Operations like transpose, reshape and squeeze only move the elements to other locations. The number of elements would not change after these operations. The back propagation of a movement is another movement, and more specifically, its inverse operation.

transpose¶

The inverse operation of transpose is transpose.

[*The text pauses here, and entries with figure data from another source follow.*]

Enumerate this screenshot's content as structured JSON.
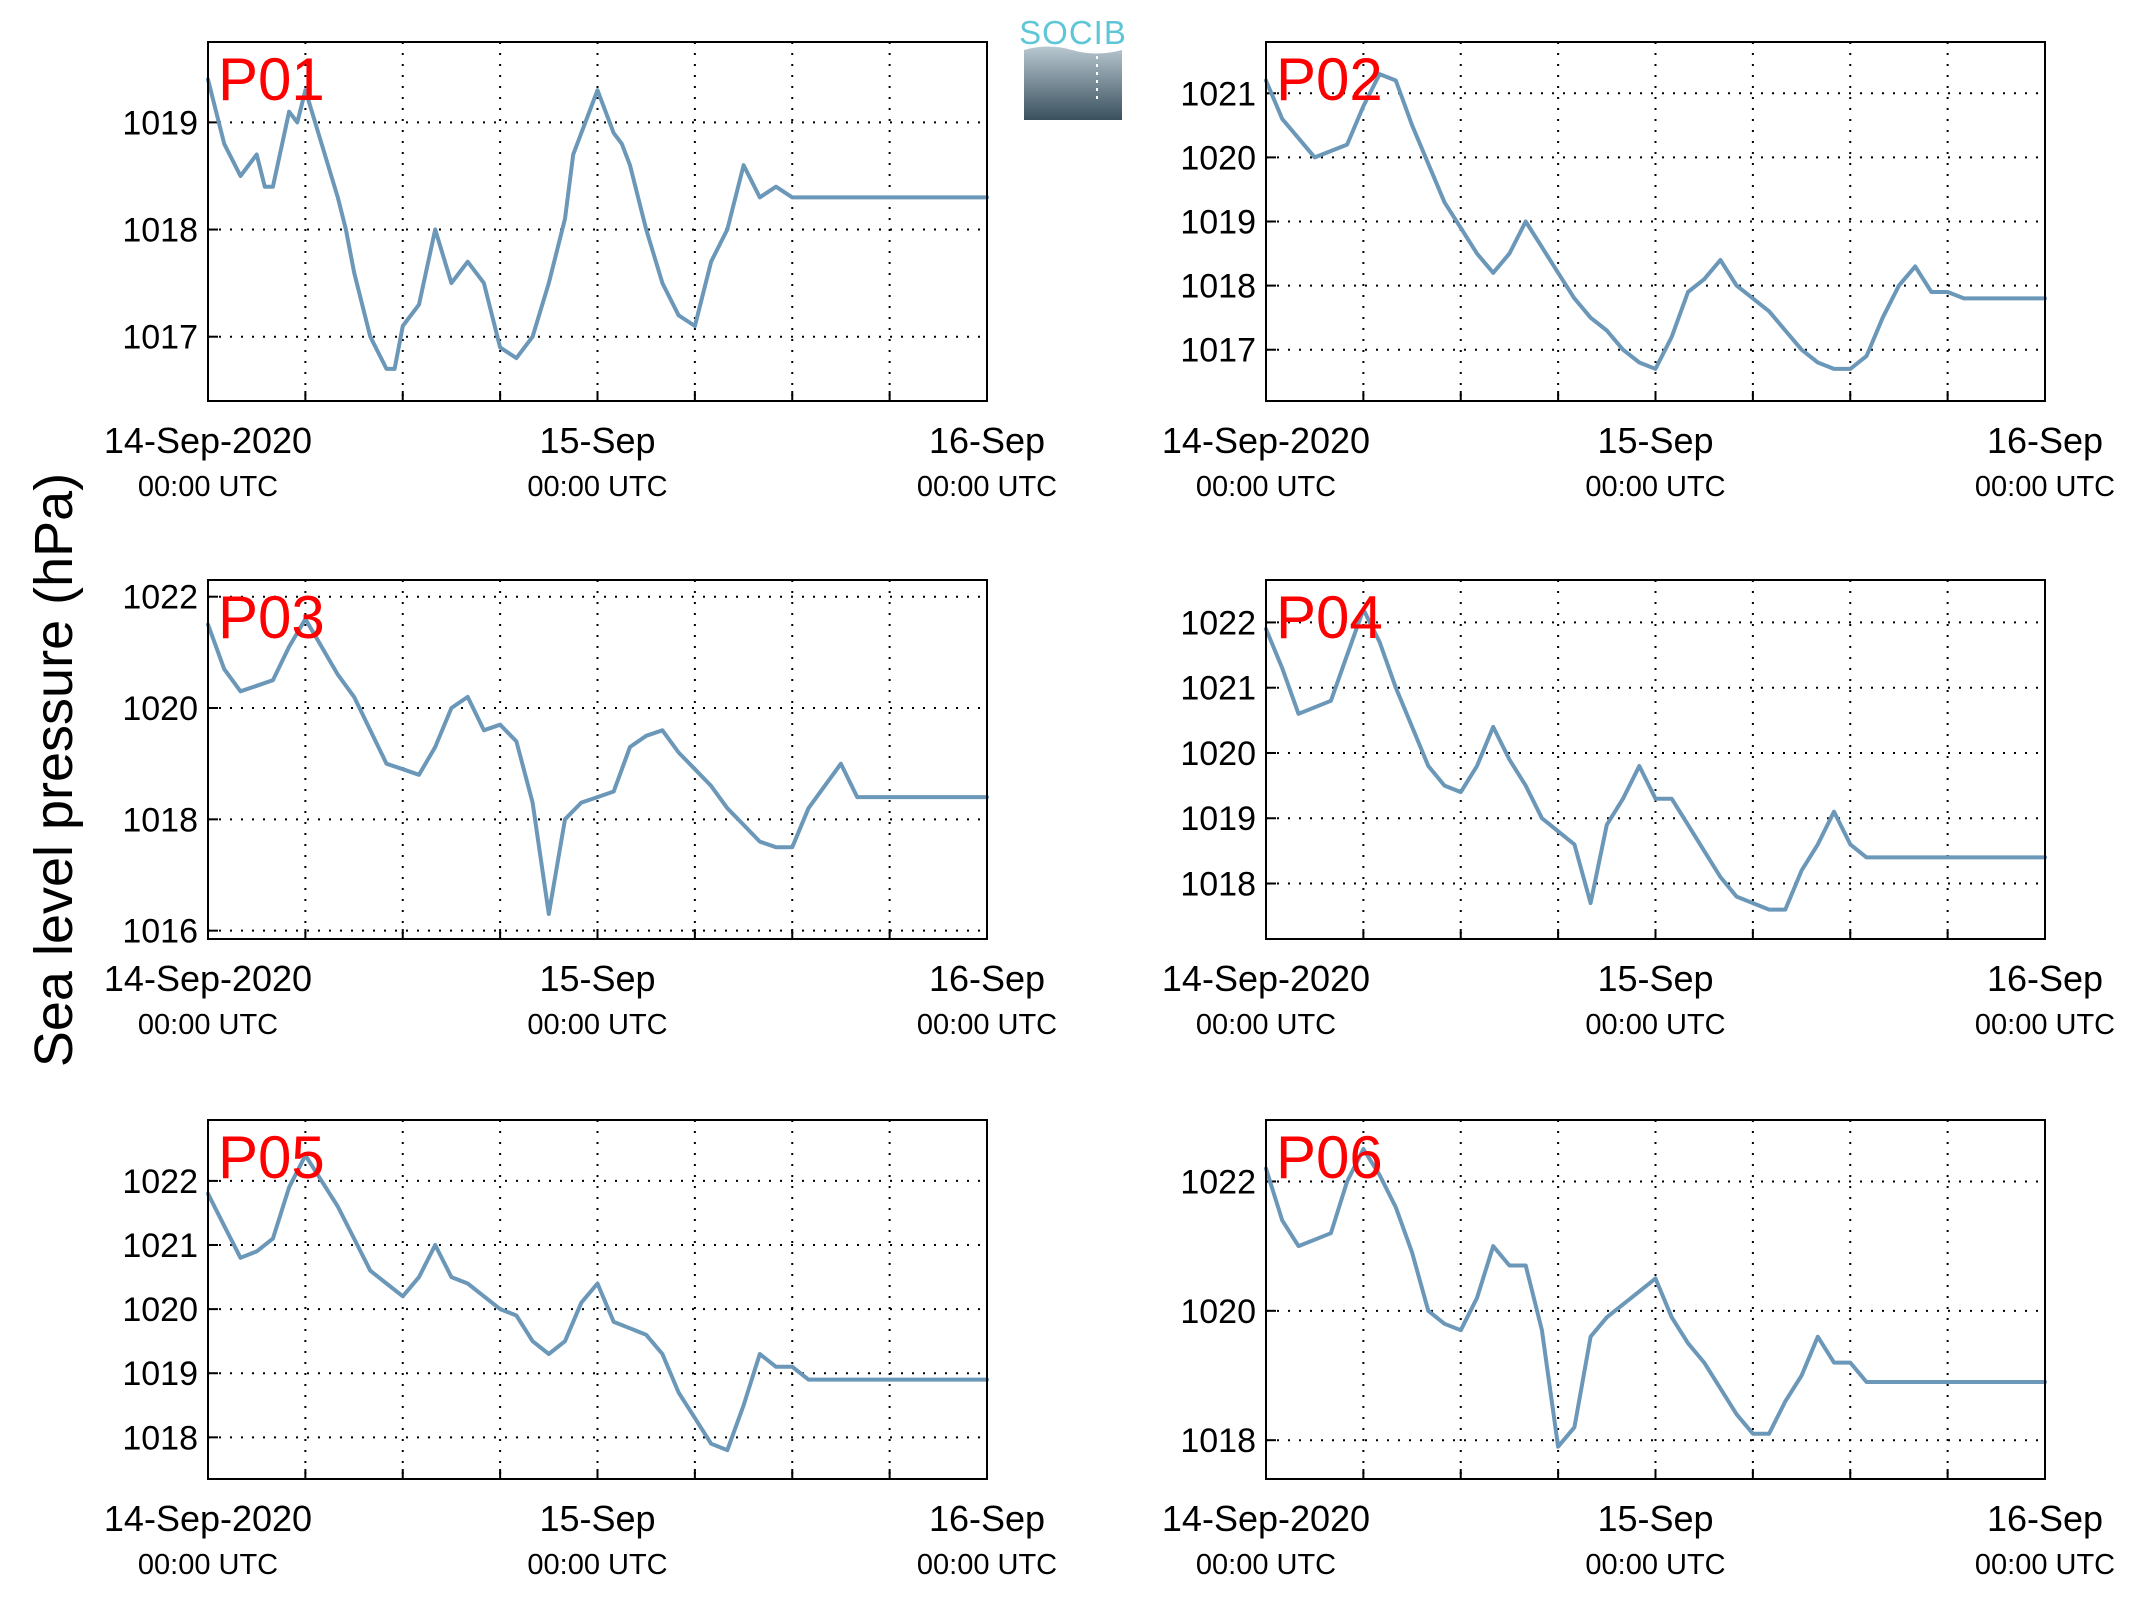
{
  "figure": {
    "ylabel": "Sea level pressure (hPa)",
    "logo_text": "SOCIB",
    "line_color": "#6b97b8",
    "label_color": "#ff0000"
  },
  "chart_data": [
    {
      "type": "line",
      "panel_label": "P01",
      "x_range_hours": [
        0,
        48
      ],
      "x_ticks": [
        {
          "hour": 0,
          "label": "14-Sep-2020",
          "sub": "00:00 UTC"
        },
        {
          "hour": 24,
          "label": "15-Sep",
          "sub": "00:00 UTC"
        },
        {
          "hour": 48,
          "label": "16-Sep",
          "sub": "00:00 UTC"
        }
      ],
      "x_minor_gridlines_hours": [
        6,
        12,
        18,
        30,
        36,
        42
      ],
      "ylim": [
        1016.4,
        1019.75
      ],
      "y_ticks": [
        1017,
        1018,
        1019
      ],
      "grid": true,
      "series": [
        {
          "x": [
            0,
            1,
            2,
            3,
            3.5,
            4,
            5,
            5.5,
            6,
            7,
            8,
            8.5,
            9,
            9.5,
            10,
            11,
            11.5,
            12,
            13,
            14,
            15,
            16,
            17,
            18,
            19,
            20,
            21,
            22,
            22.5,
            23,
            24,
            25,
            25.5,
            26,
            27,
            28,
            29,
            30,
            31,
            32,
            33,
            34,
            35,
            36,
            37,
            38,
            39,
            40,
            41,
            42,
            43,
            44,
            45,
            46,
            47,
            48
          ],
          "y": [
            1019.4,
            1018.8,
            1018.5,
            1018.7,
            1018.4,
            1018.4,
            1019.1,
            1019.0,
            1019.3,
            1018.8,
            1018.3,
            1018.0,
            1017.6,
            1017.3,
            1017.0,
            1016.7,
            1016.7,
            1017.1,
            1017.3,
            1018.0,
            1017.5,
            1017.7,
            1017.5,
            1016.9,
            1016.8,
            1017.0,
            1017.5,
            1018.1,
            1018.7,
            1018.9,
            1019.3,
            1018.9,
            1018.8,
            1018.6,
            1018.0,
            1017.5,
            1017.2,
            1017.1,
            1017.7,
            1018.0,
            1018.6,
            1018.3,
            1018.4,
            1018.3,
            1018.3,
            1018.3,
            1018.3,
            1018.3,
            1018.3,
            1018.3,
            1018.3,
            1018.3,
            1018.3,
            1018.3,
            1018.3,
            1018.3
          ]
        }
      ]
    },
    {
      "type": "line",
      "panel_label": "P02",
      "x_range_hours": [
        0,
        48
      ],
      "x_ticks": [
        {
          "hour": 0,
          "label": "14-Sep-2020",
          "sub": "00:00 UTC"
        },
        {
          "hour": 24,
          "label": "15-Sep",
          "sub": "00:00 UTC"
        },
        {
          "hour": 48,
          "label": "16-Sep",
          "sub": "00:00 UTC"
        }
      ],
      "x_minor_gridlines_hours": [
        6,
        12,
        18,
        30,
        36,
        42
      ],
      "ylim": [
        1016.2,
        1021.8
      ],
      "y_ticks": [
        1017,
        1018,
        1019,
        1020,
        1021
      ],
      "grid": true,
      "series": [
        {
          "x": [
            0,
            1,
            2,
            3,
            4,
            5,
            6,
            7,
            8,
            9,
            10,
            11,
            12,
            13,
            14,
            15,
            16,
            17,
            18,
            19,
            20,
            21,
            22,
            23,
            24,
            25,
            26,
            27,
            28,
            29,
            30,
            31,
            32,
            33,
            34,
            35,
            36,
            37,
            38,
            39,
            40,
            41,
            42,
            43,
            44,
            45,
            46,
            47,
            48
          ],
          "y": [
            1021.2,
            1020.6,
            1020.3,
            1020.0,
            1020.1,
            1020.2,
            1020.8,
            1021.3,
            1021.2,
            1020.5,
            1019.9,
            1019.3,
            1018.9,
            1018.5,
            1018.2,
            1018.5,
            1019.0,
            1018.6,
            1018.2,
            1017.8,
            1017.5,
            1017.3,
            1017.0,
            1016.8,
            1016.7,
            1017.2,
            1017.9,
            1018.1,
            1018.4,
            1018.0,
            1017.8,
            1017.6,
            1017.3,
            1017.0,
            1016.8,
            1016.7,
            1016.7,
            1016.9,
            1017.5,
            1018.0,
            1018.3,
            1017.9,
            1017.9,
            1017.8,
            1017.8,
            1017.8,
            1017.8,
            1017.8,
            1017.8
          ]
        }
      ]
    },
    {
      "type": "line",
      "panel_label": "P03",
      "x_range_hours": [
        0,
        48
      ],
      "x_ticks": [
        {
          "hour": 0,
          "label": "14-Sep-2020",
          "sub": "00:00 UTC"
        },
        {
          "hour": 24,
          "label": "15-Sep",
          "sub": "00:00 UTC"
        },
        {
          "hour": 48,
          "label": "16-Sep",
          "sub": "00:00 UTC"
        }
      ],
      "x_minor_gridlines_hours": [
        6,
        12,
        18,
        30,
        36,
        42
      ],
      "ylim": [
        1015.85,
        1022.3
      ],
      "y_ticks": [
        1016,
        1018,
        1020,
        1022
      ],
      "grid": true,
      "series": [
        {
          "x": [
            0,
            1,
            2,
            3,
            4,
            5,
            6,
            7,
            8,
            9,
            10,
            11,
            12,
            13,
            14,
            15,
            16,
            17,
            18,
            19,
            20,
            21,
            22,
            23,
            24,
            25,
            26,
            27,
            28,
            29,
            30,
            31,
            32,
            33,
            34,
            35,
            36,
            37,
            38,
            39,
            40,
            41,
            42,
            43,
            44,
            45,
            46,
            47,
            48
          ],
          "y": [
            1021.5,
            1020.7,
            1020.3,
            1020.4,
            1020.5,
            1021.1,
            1021.6,
            1021.1,
            1020.6,
            1020.2,
            1019.6,
            1019.0,
            1018.9,
            1018.8,
            1019.3,
            1020.0,
            1020.2,
            1019.6,
            1019.7,
            1019.4,
            1018.3,
            1016.3,
            1018.0,
            1018.3,
            1018.4,
            1018.5,
            1019.3,
            1019.5,
            1019.6,
            1019.2,
            1018.9,
            1018.6,
            1018.2,
            1017.9,
            1017.6,
            1017.5,
            1017.5,
            1018.2,
            1018.6,
            1019.0,
            1018.4,
            1018.4,
            1018.4,
            1018.4,
            1018.4,
            1018.4,
            1018.4,
            1018.4,
            1018.4
          ]
        }
      ]
    },
    {
      "type": "line",
      "panel_label": "P04",
      "x_range_hours": [
        0,
        48
      ],
      "x_ticks": [
        {
          "hour": 0,
          "label": "14-Sep-2020",
          "sub": "00:00 UTC"
        },
        {
          "hour": 24,
          "label": "15-Sep",
          "sub": "00:00 UTC"
        },
        {
          "hour": 48,
          "label": "16-Sep",
          "sub": "00:00 UTC"
        }
      ],
      "x_minor_gridlines_hours": [
        6,
        12,
        18,
        30,
        36,
        42
      ],
      "ylim": [
        1017.15,
        1022.65
      ],
      "y_ticks": [
        1018,
        1019,
        1020,
        1021,
        1022
      ],
      "grid": true,
      "series": [
        {
          "x": [
            0,
            1,
            2,
            3,
            4,
            5,
            6,
            7,
            8,
            9,
            10,
            11,
            12,
            13,
            14,
            15,
            16,
            17,
            18,
            19,
            20,
            21,
            22,
            23,
            24,
            25,
            26,
            27,
            28,
            29,
            30,
            31,
            32,
            33,
            34,
            35,
            36,
            37,
            38,
            39,
            40,
            41,
            42,
            43,
            44,
            45,
            46,
            47,
            48
          ],
          "y": [
            1021.9,
            1021.3,
            1020.6,
            1020.7,
            1020.8,
            1021.5,
            1022.2,
            1021.7,
            1021.0,
            1020.4,
            1019.8,
            1019.5,
            1019.4,
            1019.8,
            1020.4,
            1019.9,
            1019.5,
            1019.0,
            1018.8,
            1018.6,
            1017.7,
            1018.9,
            1019.3,
            1019.8,
            1019.3,
            1019.3,
            1018.9,
            1018.5,
            1018.1,
            1017.8,
            1017.7,
            1017.6,
            1017.6,
            1018.2,
            1018.6,
            1019.1,
            1018.6,
            1018.4,
            1018.4,
            1018.4,
            1018.4,
            1018.4,
            1018.4,
            1018.4,
            1018.4,
            1018.4,
            1018.4,
            1018.4,
            1018.4
          ]
        }
      ]
    },
    {
      "type": "line",
      "panel_label": "P05",
      "x_range_hours": [
        0,
        48
      ],
      "x_ticks": [
        {
          "hour": 0,
          "label": "14-Sep-2020",
          "sub": "00:00 UTC"
        },
        {
          "hour": 24,
          "label": "15-Sep",
          "sub": "00:00 UTC"
        },
        {
          "hour": 48,
          "label": "16-Sep",
          "sub": "00:00 UTC"
        }
      ],
      "x_minor_gridlines_hours": [
        6,
        12,
        18,
        30,
        36,
        42
      ],
      "ylim": [
        1017.35,
        1022.95
      ],
      "y_ticks": [
        1018,
        1019,
        1020,
        1021,
        1022
      ],
      "grid": true,
      "series": [
        {
          "x": [
            0,
            1,
            2,
            3,
            4,
            5,
            6,
            7,
            8,
            9,
            10,
            11,
            12,
            13,
            14,
            15,
            16,
            17,
            18,
            19,
            20,
            21,
            22,
            23,
            24,
            25,
            26,
            27,
            28,
            29,
            30,
            31,
            32,
            33,
            34,
            35,
            36,
            37,
            38,
            39,
            40,
            41,
            42,
            43,
            44,
            45,
            46,
            47,
            48
          ],
          "y": [
            1021.8,
            1021.3,
            1020.8,
            1020.9,
            1021.1,
            1021.9,
            1022.4,
            1022.0,
            1021.6,
            1021.1,
            1020.6,
            1020.4,
            1020.2,
            1020.5,
            1021.0,
            1020.5,
            1020.4,
            1020.2,
            1020.0,
            1019.9,
            1019.5,
            1019.3,
            1019.5,
            1020.1,
            1020.4,
            1019.8,
            1019.7,
            1019.6,
            1019.3,
            1018.7,
            1018.3,
            1017.9,
            1017.8,
            1018.5,
            1019.3,
            1019.1,
            1019.1,
            1018.9,
            1018.9,
            1018.9,
            1018.9,
            1018.9,
            1018.9,
            1018.9,
            1018.9,
            1018.9,
            1018.9,
            1018.9,
            1018.9
          ]
        }
      ]
    },
    {
      "type": "line",
      "panel_label": "P06",
      "x_range_hours": [
        0,
        48
      ],
      "x_ticks": [
        {
          "hour": 0,
          "label": "14-Sep-2020",
          "sub": "00:00 UTC"
        },
        {
          "hour": 24,
          "label": "15-Sep",
          "sub": "00:00 UTC"
        },
        {
          "hour": 48,
          "label": "16-Sep",
          "sub": "00:00 UTC"
        }
      ],
      "x_minor_gridlines_hours": [
        6,
        12,
        18,
        30,
        36,
        42
      ],
      "ylim": [
        1017.4,
        1022.95
      ],
      "y_ticks": [
        1018,
        1020,
        1022
      ],
      "grid": true,
      "series": [
        {
          "x": [
            0,
            1,
            2,
            3,
            4,
            5,
            6,
            7,
            8,
            9,
            10,
            11,
            12,
            13,
            14,
            15,
            16,
            17,
            18,
            19,
            20,
            21,
            22,
            23,
            24,
            25,
            26,
            27,
            28,
            29,
            30,
            31,
            32,
            33,
            34,
            35,
            36,
            37,
            38,
            39,
            40,
            41,
            42,
            43,
            44,
            45,
            46,
            47,
            48
          ],
          "y": [
            1022.2,
            1021.4,
            1021.0,
            1021.1,
            1021.2,
            1022.0,
            1022.5,
            1022.1,
            1021.6,
            1020.9,
            1020.0,
            1019.8,
            1019.7,
            1020.2,
            1021.0,
            1020.7,
            1020.7,
            1019.7,
            1017.9,
            1018.2,
            1019.6,
            1019.9,
            1020.1,
            1020.3,
            1020.5,
            1019.9,
            1019.5,
            1019.2,
            1018.8,
            1018.4,
            1018.1,
            1018.1,
            1018.6,
            1019.0,
            1019.6,
            1019.2,
            1019.2,
            1018.9,
            1018.9,
            1018.9,
            1018.9,
            1018.9,
            1018.9,
            1018.9,
            1018.9,
            1018.9,
            1018.9,
            1018.9,
            1018.9
          ]
        }
      ]
    }
  ]
}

class auto_diff.OpTranspose(x: auto_diff.op.operation.Operation, axes: Optional[Sequence[int]] = None, **kwargs)[source]¶

Bases: auto_diff.op.operation.Operation

Transpose the tensor.

Basic operation without axes:

\[Y = X^T\]

Partial derivative of a single element:

\[\begin{split}\begin{array}{rcl} \displaystyle \frac{\partial L}{\partial x_{ij}} &=& \displaystyle \sum_{i,j} \frac{\partial L}{\partial y_{ij}} \cdot \frac{\partial y_{ij}}{\partial x_{ij}} \\ &=& \displaystyle \frac{\partial L}{\partial y_{ji}} \cdot \frac{\partial y_{ji}}{\partial x_{ij}} \\ &=& \displaystyle \frac{\partial L}{\partial y_{ji}} \cdot \frac{\partial x_{ij}}{\partial x_{ij}} \\ &=& \displaystyle \frac{\partial L}{\partial y_{ji}} \\ \end{array}\end{split}\]

Matrix derivative:

\[\frac{\partial L}{\partial X} = \left ( \frac{\partial L}{\partial Y} \right )^T\]

Generally, axes should be a permutation of the dimensions, suppose there is a function \(f\) that maps from \((0, 1, \dots, k)\) to the new permutation, then this transpose operation would be:

\[y_{i_1, i_2, \dots, i_k} = x_{f(i_1), f(i_2), \dots, f(i_k)}\]

The partial derivative of \(x_{i_1, i_2, \dots, i_k}\) is 1 only with \(y_{f(i_1)^{-1}, f(i_2)^{-1}, \dots, f(i_k)^{-1}}\). Therefore the derivative should be another transpose operation with inverse mapping function \(f^{-1}\).

__init__(x: auto_diff.op.operation.Operation, axes: Optional[Sequence[int]] = None, **kwargs)[source]¶

Parameters:	x – Input operation. axes – A permutation of dimensions. The dimensions will be reversed if it is None. kwargs – Arguments for parent.